1. A buck regulator circuit configured to convert an input voltage into a regulated output signal drive that drives a diode driver included in a high-power laser system, the buck regulator circuit comprising: a switching unit including a plurality of switches in signal communication with an input power supply and configured to convert the input voltage having a first voltage into the regulated output signal supplied to each isolated resonant series DC to DC converter; andan energy recycling unit configured to absorb energy from the switching unit so as to reduce switching losses of the switching unit while driving the diode driver of the high-power laser system.

2. The buck regulator circuit of claim 1, wherein the energy recycling unit is configured to absorb energy from the switching unit so as to reduce switching losses of the switching unit.

3. The buck regulator circuit of claim 2, wherein the energy recycling unit further comprises: a turn-on snubber circuit configured to absorb a full voltage applied to the switching unit so as to control the rise in current through the switching unit in response to a switch activation event; anda turn-off snubber circuit configured to receive current from the switching unit and the turn-on snubber circuit in response to a switch de-activation event.

4. The buck regulator circuit of claim 3, further comprising an electronic controller that is configured to output at least one driver signal that operates the plurality of diode drivers at a fixed frequency, wherein the at least one driver signal operates a first cascade diode driver among the plurality of diode drivers 90 degrees out of phase with respect to a second cascade diode driver among the plurality of diode drivers.

5. The buck regulator circuit of claim 4, wherein the controller generates regulator switch control signals that activate the regulator switches in the switching unit in an alternating manner at a fixed frequency.

6. The buck regulator circuit of claim 3, wherein the switching unit generates a square wave voltage that is approximately equal in amplitude to the input voltage based on the regulated output signal.

7. The buck regulator circuit of claim 6, further comprising a rectifier circuit that is connected to the switching unit via the series resonant DC to DC converter, and converts the square wave into a rectified square wave.

8. The buck regulator circuit of claim 7, wherein the resonant tank circuit is connected between the switching unit and the rectifier circuit so as to operate the switching unit at the resonance frequency defined by the resonant tank circuit.
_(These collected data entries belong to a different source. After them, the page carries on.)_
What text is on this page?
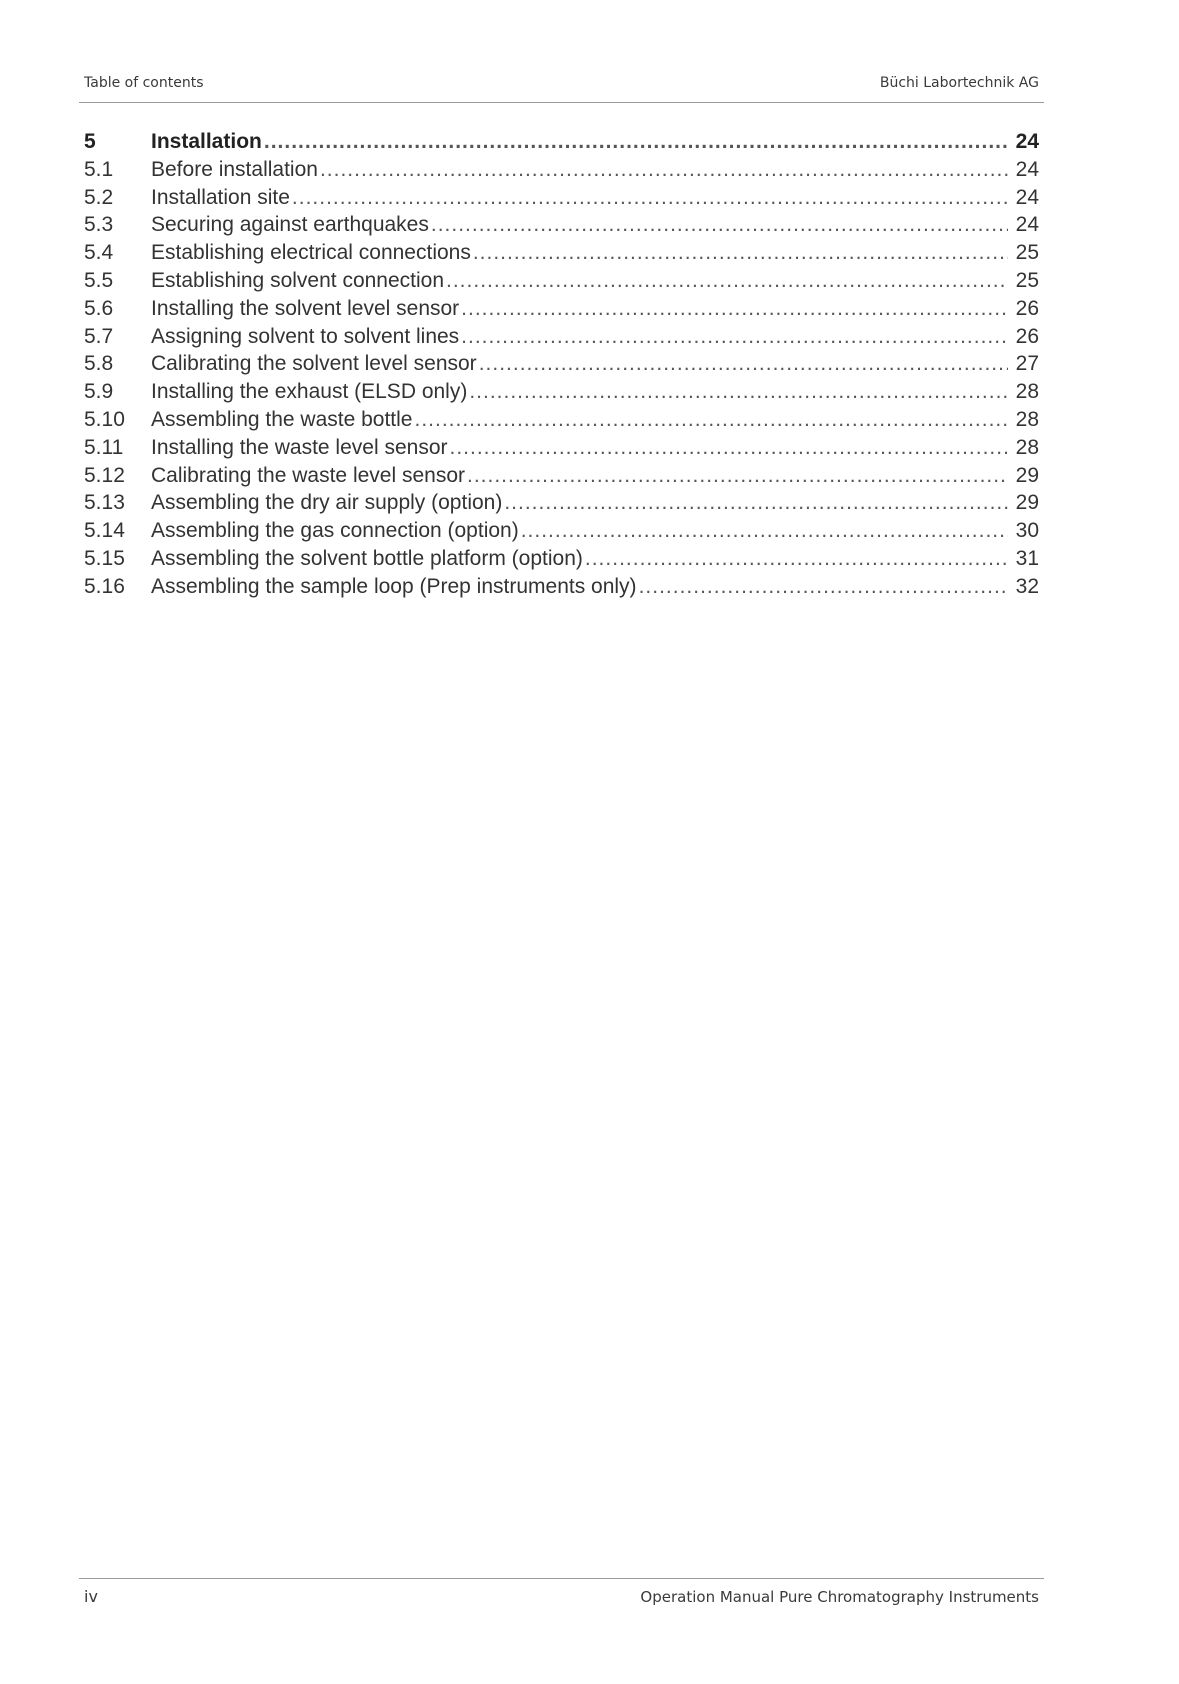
Table of contents	Büchi Labortechnik AG
5	Installation .....	24
5.1 Before installation .....	24
5.2 Installation site .....	24
5.3 Securing against earthquakes .....	24
5.4 Establishing electrical connections .....	25
5.5 Establishing solvent connection .....	25
5.6 Installing the solvent level sensor .....	26
5.7 Assigning solvent to solvent lines .....	26
5.8 Calibrating the solvent level sensor .....	27
5.9 Installing the exhaust (ELSD only) .....	28
5.10 Assembling the waste bottle .....	28
5.11 Installing the waste level sensor .....	28
5.12 Calibrating the waste level sensor .....	29
5.13 Assembling the dry air supply (option) .....	29
5.14 Assembling the gas connection (option) .....	30
5.15 Assembling the solvent bottle platform (option) .....	31
5.16 Assembling the sample loop (Prep instruments only) .....	32
iv	Operation Manual Pure Chromatography Instruments
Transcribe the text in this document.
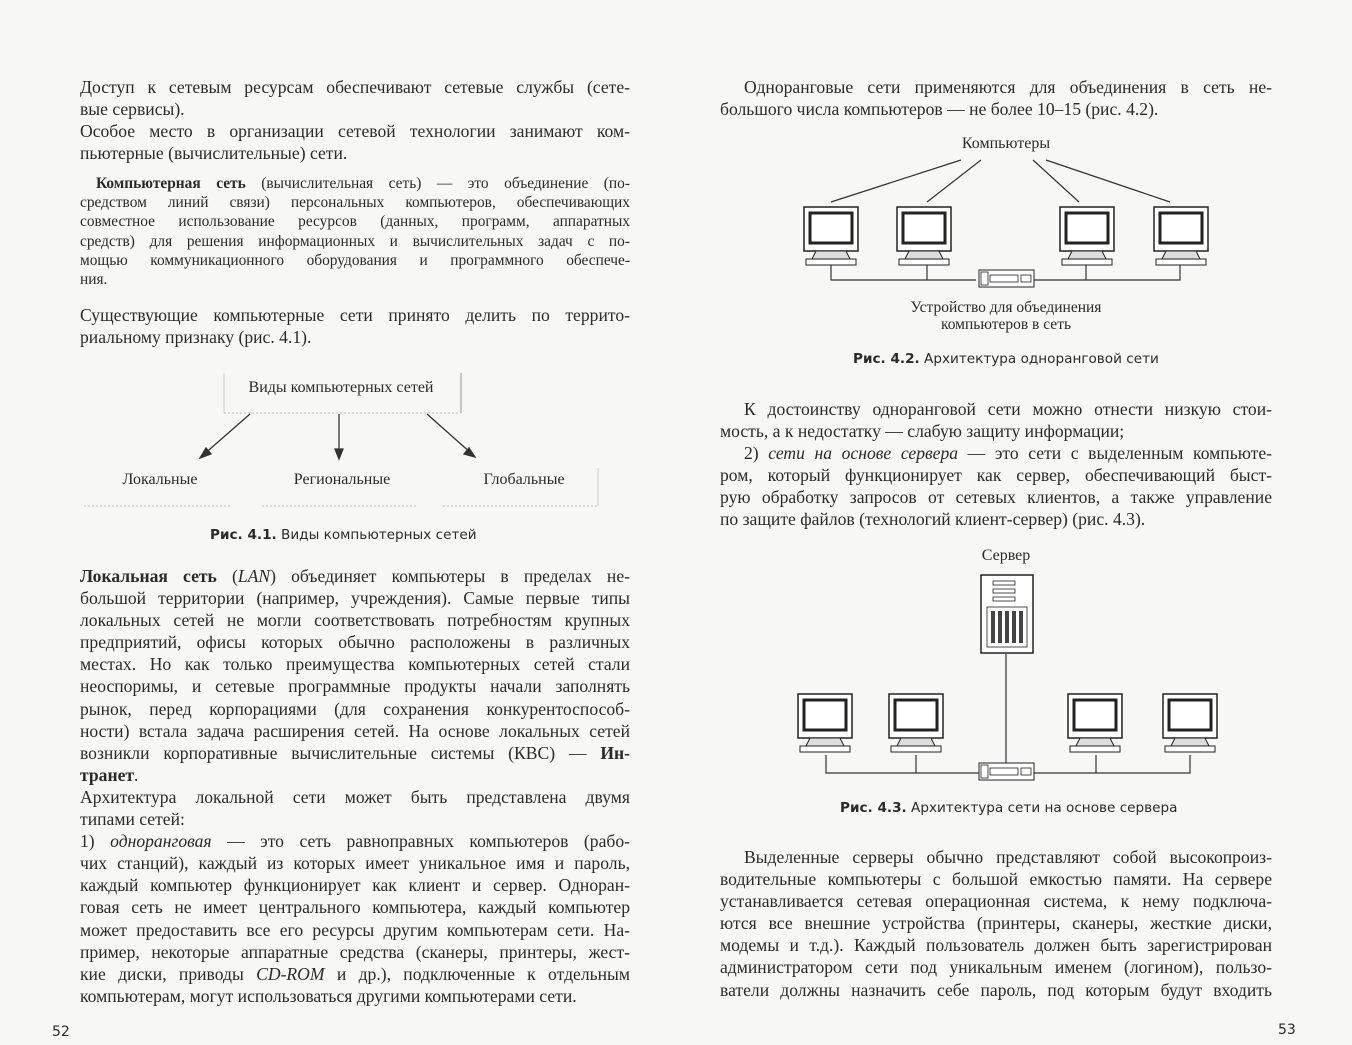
Доступ к сетевым ресурсам обеспечивают сетевые службы (сете-
вые сервисы).
Особое место в организации сетевой технологии занимают ком-
пьютерные (вычислительные) сети.
Компьютерная сеть (вычислительная сеть) — это объединение (по-
средством линий связи) персональных компьютеров, обеспечивающих
совместное использование ресурсов (данных, программ, аппаратных
средств) для решения информационных и вычислительных задач с по-
мощью коммуникационного оборудования и программного обеспече-
ния.
Существующие компьютерные сети принято делить по террито-
риальному признаку (рис. 4.1).
Виды компьютерных сетей
Локальные	Региональные	Глобальные
Рис. 4.1. Виды компьютерных сетей
Локальная сеть (LAN) объединяет компьютеры в пределах не-
большой территории (например, учреждения). Самые первые типы
локальных сетей не могли соответствовать потребностям крупных
предприятий, офисы которых обычно расположены в различных
местах. Но как только преимущества компьютерных сетей стали
неоспоримы, и сетевые программные продукты начали заполнять
рынок, перед корпорациями (для сохранения конкурентоспособ-
ности) встала задача расширения сетей. На основе локальных сетей
возникли корпоративные вычислительные системы (КВС) — Ин-
транет.
Архитектура локальной сети может быть представлена двумя
типами сетей:
1) одноранговая — это сеть равноправных компьютеров (рабо-
чих станций), каждый из которых имеет уникальное имя и пароль,
каждый компьютер функционирует как клиент и сервер. Одноран-
говая сеть не имеет центрального компьютера, каждый компьютер
может предоставить все его ресурсы другим компьютерам сети. На-
пример, некоторые аппаратные средства (сканеры, принтеры, жест-
кие диски, приводы CD-ROM и др.), подключенные к отдельным
компьютерам, могут использоваться другими компьютерами сети.
52
Одноранговые сети применяются для объединения в сеть не-
большого числа компьютеров — не более 10–15 (рис. 4.2).
Компьютеры
Устройство для объединения
компьютеров в сеть
Рис. 4.2. Архитектура одноранговой сети
К достоинству одноранговой сети можно отнести низкую стои-
мость, а к недостатку — слабую защиту информации;
2) сети на основе сервера — это сети с выделенным компьюте-
ром, который функционирует как сервер, обеспечивающий быст-
рую обработку запросов от сетевых клиентов, а также управление
по защите файлов (технологий клиент-сервер) (рис. 4.3).
Сервер
Рис. 4.3. Архитектура сети на основе сервера
Выделенные серверы обычно представляют собой высокопроиз-
водительные компьютеры с большой емкостью памяти. На сервере
устанавливается сетевая операционная система, к нему подключа-
ются все внешние устройства (принтеры, сканеры, жесткие диски,
модемы и т.д.). Каждый пользователь должен быть зарегистрирован
администратором сети под уникальным именем (логином), пользо-
ватели должны назначить себе пароль, под которым будут входить
53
9. The buck regulator circuit of claim 8, wherein the resonant tank circuit is an LC resonant tank circuit including a resonating capacitor connected in series with a resonating inductor to define the resonance frequency.

10. The buck regulator circuit of claim 8, wherein the switching unit includes a plurality of semiconductor switches connected to define a full-bridge switching unit.

11. The buck regulator circuit of claim 8, wherein the rectifier circuit includes a plurality of diodes connected to form a full-wave rectifier.